I am not an Archers' fan, so I don't know whether the characters also emoted over the mistaken bombing of a wedding party in Afghanistan earlier this year or the gassing of thousands of Kurds in Halabja in 1988. Somehow I doubt it. One of the difficulties with anniversaries, which come round with bewildering frequency these days – I am sure there are far more than there used to be – is that they are presented as apolitical events whose only rationale is to express solidarity with the victims and their families.

We are not supposed to ask, when the grief of the bereaved is still raw, why one tragic event deserves so much commentary and analysis and others do not. Few of us will ever forget the sight of desperate people falling to their deaths from the World Trade Centre, but that is precisely my point. Since we are not likely to forget – some Americans apparently regard the 11 September attacks as more significant than the entire Second World War – it is reasonable to ask why it has been deemed necessary to revisit the familiar images of destruction so many times.

Interviewed in Le Monde last week, a leading French psychiatrist suggested that last year's protracted TV coverage had had a damaging psychological effect and might even have been responsible for a spate of bomb hoaxes. I suspected this at the time, and made a conscious decision not to watch TV at all on 11 September or the days that followed.

Apart from the question of respect for the dead – when you watch the second hijacked plane plough into the south tower, you are witnessing the moment of annihilation for hundreds of terrified airline passengers and office workers – repeated viewing seems to me comparable to consuming pornography. It prolongs the original sense of shock and agitation at events we are powerless to prevent, trapping viewers in a cycle of repetition without resolution. (I have similar reservations about the recent media obsession with the Soham murders.)

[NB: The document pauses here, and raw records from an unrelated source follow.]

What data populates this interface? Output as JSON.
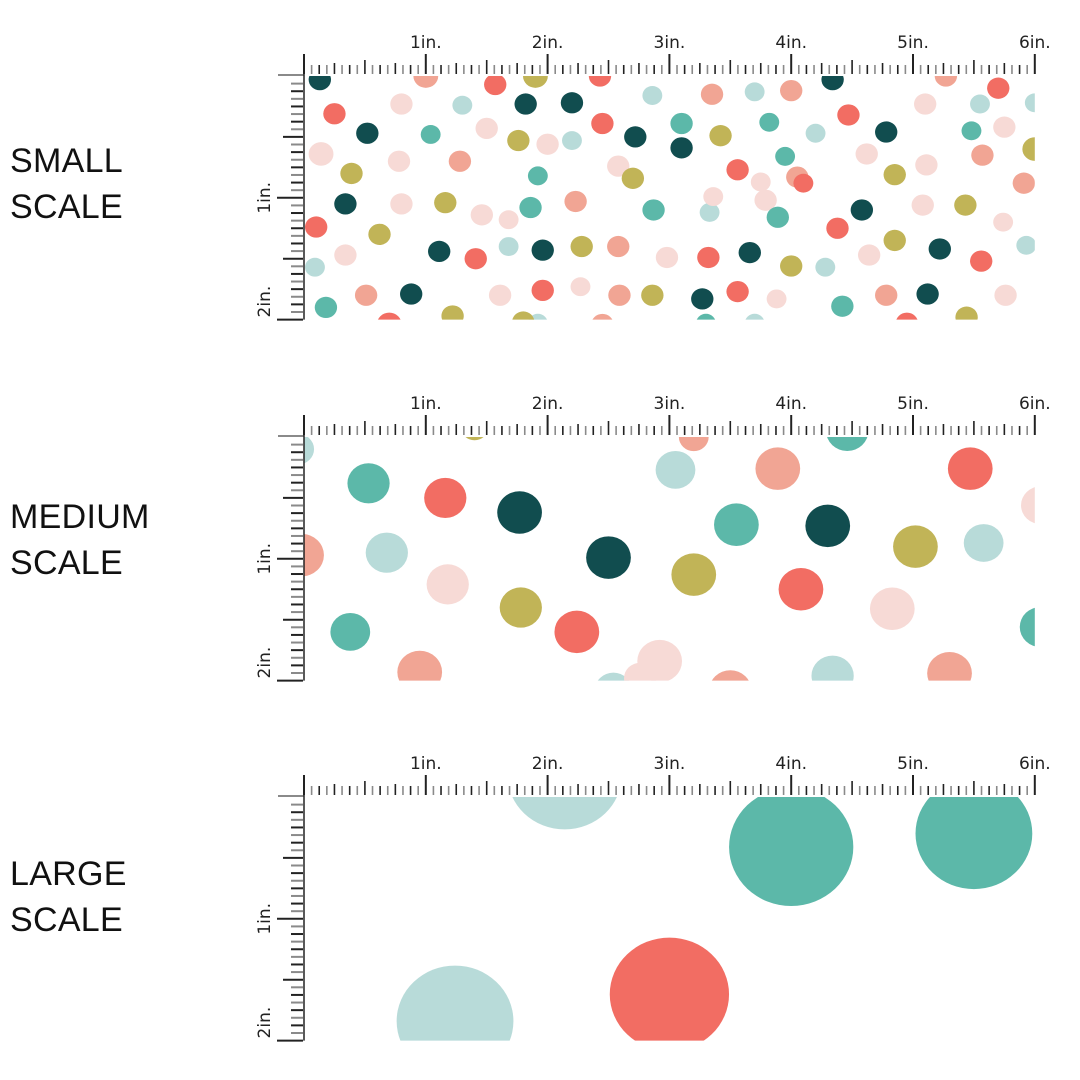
{
  "colors": {
    "dark": "#114d4f",
    "teal": "#5cb8a9",
    "coral": "#f26d63",
    "salmon": "#f1a594",
    "blush": "#f7dad6",
    "mint": "#b8dbd9",
    "olive": "#c1b457"
  },
  "ruler": {
    "h_labels": [
      "1in.",
      "2in.",
      "3in.",
      "4in.",
      "5in.",
      "6in."
    ],
    "v_labels": [
      "1in.",
      "2in."
    ],
    "tick_color": "#222222",
    "minor_color": "#8a8a8a",
    "inches_wide": 6,
    "inches_tall": 2,
    "subdivisions": 16
  },
  "sections": [
    {
      "label_line1": "SMALL",
      "label_line2": "SCALE",
      "dots": [
        [
          0.13,
          0.03,
          0.09,
          "dark"
        ],
        [
          1.0,
          0.0,
          0.1,
          "salmon"
        ],
        [
          1.57,
          0.07,
          0.09,
          "coral"
        ],
        [
          1.9,
          0.0,
          0.1,
          "olive"
        ],
        [
          2.43,
          0.0,
          0.09,
          "coral"
        ],
        [
          0.25,
          0.31,
          0.09,
          "coral"
        ],
        [
          0.8,
          0.23,
          0.09,
          "blush"
        ],
        [
          1.3,
          0.24,
          0.08,
          "mint"
        ],
        [
          1.82,
          0.23,
          0.09,
          "dark"
        ],
        [
          2.2,
          0.22,
          0.09,
          "dark"
        ],
        [
          2.86,
          0.16,
          0.08,
          "mint"
        ],
        [
          3.35,
          0.15,
          0.09,
          "salmon"
        ],
        [
          3.7,
          0.13,
          0.08,
          "mint"
        ],
        [
          4.0,
          0.12,
          0.09,
          "salmon"
        ],
        [
          4.34,
          0.03,
          0.09,
          "dark"
        ],
        [
          5.1,
          0.23,
          0.09,
          "blush"
        ],
        [
          5.55,
          0.23,
          0.08,
          "mint"
        ],
        [
          5.7,
          0.1,
          0.09,
          "coral"
        ],
        [
          6.0,
          0.22,
          0.08,
          "mint"
        ],
        [
          5.27,
          0.0,
          0.09,
          "salmon"
        ],
        [
          0.52,
          0.47,
          0.09,
          "dark"
        ],
        [
          1.04,
          0.48,
          0.08,
          "teal"
        ],
        [
          1.5,
          0.43,
          0.09,
          "blush"
        ],
        [
          2.0,
          0.56,
          0.09,
          "blush"
        ],
        [
          2.45,
          0.39,
          0.09,
          "coral"
        ],
        [
          2.72,
          0.5,
          0.09,
          "dark"
        ],
        [
          3.1,
          0.39,
          0.09,
          "teal"
        ],
        [
          3.42,
          0.49,
          0.09,
          "olive"
        ],
        [
          3.82,
          0.38,
          0.08,
          "teal"
        ],
        [
          4.2,
          0.47,
          0.08,
          "mint"
        ],
        [
          4.47,
          0.32,
          0.09,
          "coral"
        ],
        [
          4.78,
          0.46,
          0.09,
          "dark"
        ],
        [
          5.48,
          0.45,
          0.08,
          "teal"
        ],
        [
          5.75,
          0.42,
          0.09,
          "blush"
        ],
        [
          6.0,
          0.6,
          0.1,
          "olive"
        ],
        [
          1.76,
          0.53,
          0.09,
          "olive"
        ],
        [
          2.2,
          0.53,
          0.08,
          "mint"
        ],
        [
          3.1,
          0.59,
          0.09,
          "dark"
        ],
        [
          3.95,
          0.66,
          0.08,
          "teal"
        ],
        [
          0.14,
          0.64,
          0.1,
          "blush"
        ],
        [
          0.39,
          0.8,
          0.09,
          "olive"
        ],
        [
          0.78,
          0.7,
          0.09,
          "blush"
        ],
        [
          1.28,
          0.7,
          0.09,
          "salmon"
        ],
        [
          1.92,
          0.82,
          0.08,
          "teal"
        ],
        [
          2.58,
          0.74,
          0.09,
          "blush"
        ],
        [
          2.7,
          0.84,
          0.09,
          "olive"
        ],
        [
          3.56,
          0.77,
          0.09,
          "coral"
        ],
        [
          3.75,
          0.87,
          0.08,
          "blush"
        ],
        [
          4.05,
          0.83,
          0.09,
          "salmon"
        ],
        [
          4.62,
          0.64,
          0.09,
          "blush"
        ],
        [
          4.85,
          0.81,
          0.09,
          "olive"
        ],
        [
          5.11,
          0.73,
          0.09,
          "blush"
        ],
        [
          5.57,
          0.65,
          0.09,
          "salmon"
        ],
        [
          5.91,
          0.88,
          0.09,
          "salmon"
        ],
        [
          0.34,
          1.05,
          0.09,
          "dark"
        ],
        [
          0.8,
          1.05,
          0.09,
          "blush"
        ],
        [
          1.16,
          1.04,
          0.09,
          "olive"
        ],
        [
          1.46,
          1.14,
          0.09,
          "blush"
        ],
        [
          1.86,
          1.08,
          0.09,
          "teal"
        ],
        [
          2.23,
          1.03,
          0.09,
          "salmon"
        ],
        [
          2.87,
          1.1,
          0.09,
          "teal"
        ],
        [
          3.33,
          1.12,
          0.08,
          "mint"
        ],
        [
          3.36,
          0.99,
          0.08,
          "blush"
        ],
        [
          3.79,
          1.02,
          0.09,
          "blush"
        ],
        [
          4.1,
          0.88,
          0.08,
          "coral"
        ],
        [
          4.58,
          1.1,
          0.09,
          "dark"
        ],
        [
          5.08,
          1.06,
          0.09,
          "blush"
        ],
        [
          5.43,
          1.06,
          0.09,
          "olive"
        ],
        [
          5.74,
          1.2,
          0.08,
          "blush"
        ],
        [
          0.1,
          1.24,
          0.09,
          "coral"
        ],
        [
          0.62,
          1.3,
          0.09,
          "olive"
        ],
        [
          1.68,
          1.18,
          0.08,
          "blush"
        ],
        [
          3.89,
          1.16,
          0.09,
          "teal"
        ],
        [
          4.38,
          1.25,
          0.09,
          "coral"
        ],
        [
          4.85,
          1.35,
          0.09,
          "olive"
        ],
        [
          0.34,
          1.47,
          0.09,
          "blush"
        ],
        [
          1.11,
          1.44,
          0.09,
          "dark"
        ],
        [
          1.41,
          1.5,
          0.09,
          "coral"
        ],
        [
          1.68,
          1.4,
          0.08,
          "mint"
        ],
        [
          1.96,
          1.43,
          0.09,
          "dark"
        ],
        [
          2.28,
          1.4,
          0.09,
          "olive"
        ],
        [
          2.58,
          1.4,
          0.09,
          "salmon"
        ],
        [
          2.98,
          1.49,
          0.09,
          "blush"
        ],
        [
          3.32,
          1.49,
          0.09,
          "coral"
        ],
        [
          3.66,
          1.45,
          0.09,
          "dark"
        ],
        [
          4.0,
          1.56,
          0.09,
          "olive"
        ],
        [
          4.28,
          1.57,
          0.08,
          "mint"
        ],
        [
          4.64,
          1.47,
          0.09,
          "blush"
        ],
        [
          5.22,
          1.42,
          0.09,
          "dark"
        ],
        [
          5.56,
          1.52,
          0.09,
          "coral"
        ],
        [
          5.93,
          1.39,
          0.08,
          "mint"
        ],
        [
          0.09,
          1.57,
          0.08,
          "mint"
        ],
        [
          0.18,
          1.9,
          0.09,
          "teal"
        ],
        [
          0.51,
          1.8,
          0.09,
          "salmon"
        ],
        [
          0.88,
          1.79,
          0.09,
          "dark"
        ],
        [
          1.61,
          1.8,
          0.09,
          "blush"
        ],
        [
          1.96,
          1.76,
          0.09,
          "coral"
        ],
        [
          2.27,
          1.73,
          0.08,
          "blush"
        ],
        [
          2.59,
          1.8,
          0.09,
          "salmon"
        ],
        [
          2.86,
          1.8,
          0.09,
          "olive"
        ],
        [
          3.27,
          1.83,
          0.09,
          "dark"
        ],
        [
          3.56,
          1.77,
          0.09,
          "coral"
        ],
        [
          3.88,
          1.83,
          0.08,
          "blush"
        ],
        [
          4.42,
          1.89,
          0.09,
          "teal"
        ],
        [
          4.78,
          1.8,
          0.09,
          "salmon"
        ],
        [
          5.12,
          1.79,
          0.09,
          "dark"
        ],
        [
          5.76,
          1.8,
          0.09,
          "blush"
        ],
        [
          0.7,
          2.04,
          0.1,
          "coral"
        ],
        [
          1.22,
          1.97,
          0.09,
          "olive"
        ],
        [
          1.92,
          2.03,
          0.08,
          "mint"
        ],
        [
          1.8,
          2.02,
          0.09,
          "olive"
        ],
        [
          3.7,
          2.03,
          0.08,
          "mint"
        ],
        [
          4.95,
          2.03,
          0.09,
          "coral"
        ],
        [
          5.44,
          1.98,
          0.09,
          "olive"
        ],
        [
          2.45,
          2.04,
          0.09,
          "salmon"
        ],
        [
          3.3,
          2.03,
          0.08,
          "teal"
        ]
      ]
    },
    {
      "label_line1": "MEDIUM",
      "label_line2": "SCALE",
      "dots": [
        [
          -0.05,
          0.1,
          0.13,
          "mint"
        ],
        [
          0.53,
          0.38,
          0.17,
          "teal"
        ],
        [
          1.16,
          0.5,
          0.17,
          "coral"
        ],
        [
          1.77,
          0.62,
          0.18,
          "dark"
        ],
        [
          3.05,
          0.27,
          0.16,
          "mint"
        ],
        [
          3.2,
          0.0,
          0.12,
          "salmon"
        ],
        [
          3.89,
          0.26,
          0.18,
          "salmon"
        ],
        [
          4.46,
          -0.05,
          0.17,
          "teal"
        ],
        [
          5.47,
          0.26,
          0.18,
          "coral"
        ],
        [
          6.05,
          0.56,
          0.16,
          "blush"
        ],
        [
          3.55,
          0.72,
          0.18,
          "teal"
        ],
        [
          4.3,
          0.73,
          0.18,
          "dark"
        ],
        [
          5.02,
          0.9,
          0.18,
          "olive"
        ],
        [
          5.58,
          0.87,
          0.16,
          "mint"
        ],
        [
          -0.02,
          0.97,
          0.18,
          "salmon"
        ],
        [
          0.68,
          0.95,
          0.17,
          "mint"
        ],
        [
          1.18,
          1.21,
          0.17,
          "blush"
        ],
        [
          2.5,
          0.99,
          0.18,
          "dark"
        ],
        [
          3.2,
          1.13,
          0.18,
          "olive"
        ],
        [
          1.78,
          1.4,
          0.17,
          "olive"
        ],
        [
          2.24,
          1.6,
          0.18,
          "coral"
        ],
        [
          0.38,
          1.6,
          0.16,
          "teal"
        ],
        [
          2.92,
          1.84,
          0.18,
          "blush"
        ],
        [
          4.08,
          1.25,
          0.18,
          "coral"
        ],
        [
          4.83,
          1.41,
          0.18,
          "blush"
        ],
        [
          6.05,
          1.56,
          0.17,
          "teal"
        ],
        [
          0.95,
          1.93,
          0.18,
          "salmon"
        ],
        [
          3.5,
          2.08,
          0.17,
          "salmon"
        ],
        [
          4.34,
          1.96,
          0.17,
          "mint"
        ],
        [
          5.3,
          1.94,
          0.18,
          "salmon"
        ],
        [
          2.54,
          2.08,
          0.15,
          "mint"
        ],
        [
          2.76,
          1.98,
          0.13,
          "blush"
        ],
        [
          1.4,
          -0.08,
          0.11,
          "olive"
        ]
      ]
    },
    {
      "label_line1": "LARGE",
      "label_line2": "SCALE",
      "dots": [
        [
          2.14,
          -0.18,
          0.46,
          "mint"
        ],
        [
          4.0,
          0.41,
          0.5,
          "teal"
        ],
        [
          5.5,
          0.3,
          0.47,
          "teal"
        ],
        [
          1.24,
          1.84,
          0.47,
          "mint"
        ],
        [
          3.0,
          1.62,
          0.48,
          "coral"
        ]
      ]
    }
  ]
}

As a consequence, I must be one of a tiny handful of people who watched film of the 11 September atrocities for the first time last week. And I could not shake off an uneasy sense that I was being manipulated, because watching in helpless horror is precisely what the terrorists wanted me to do: the attacks are the most dramatic example of what Professor Mary Kaldor calls "spectacle" wars, in which organisations without access to sophisticated modern weaponry achieve their aims by instilling terror.

In that sense, if no other, Mohammed Atta and his followers were hugely successful, destroying America's sense of invulnerability in a single morning. And their fanatical supporters must surely have gloated, when they heard about the huge amount of airtime and column inches devoted to the anniversary. Yet it is not only Islamic terrorists who aspire to control our emotional responses, which was one of the unhappy conclusions suggested by 9/11, an American documentary shown on BBC1 last week.

The film consisted for the most part of jerky footage from hand-held cameras, which two young French film-makers used to record the response of New York fire fighters to the terrorist attacks. Much of it was harrowing, from the sickening thuds as bodies hit the ground outside the twin towers to the uncomprehending expressions of emergency workers as they waited for instructions. Yet some idiot felt it necessary to add a banal commentary and a soundtrack that ranged from "Amazing Grace" to plangent piano chords.

In the context of the escalating war against terrorism, it is impossible not to regard such clumsy aural cues as a form of propaganda, if not an insult to the dead. It also pinpoints the fundamental problem with anniversaries, which is the way they are used to further other agendas. Ruth Archer may not mind being manipulated, but she is a fictional character. I do, which is why I found myself holding back from last week's commemorations.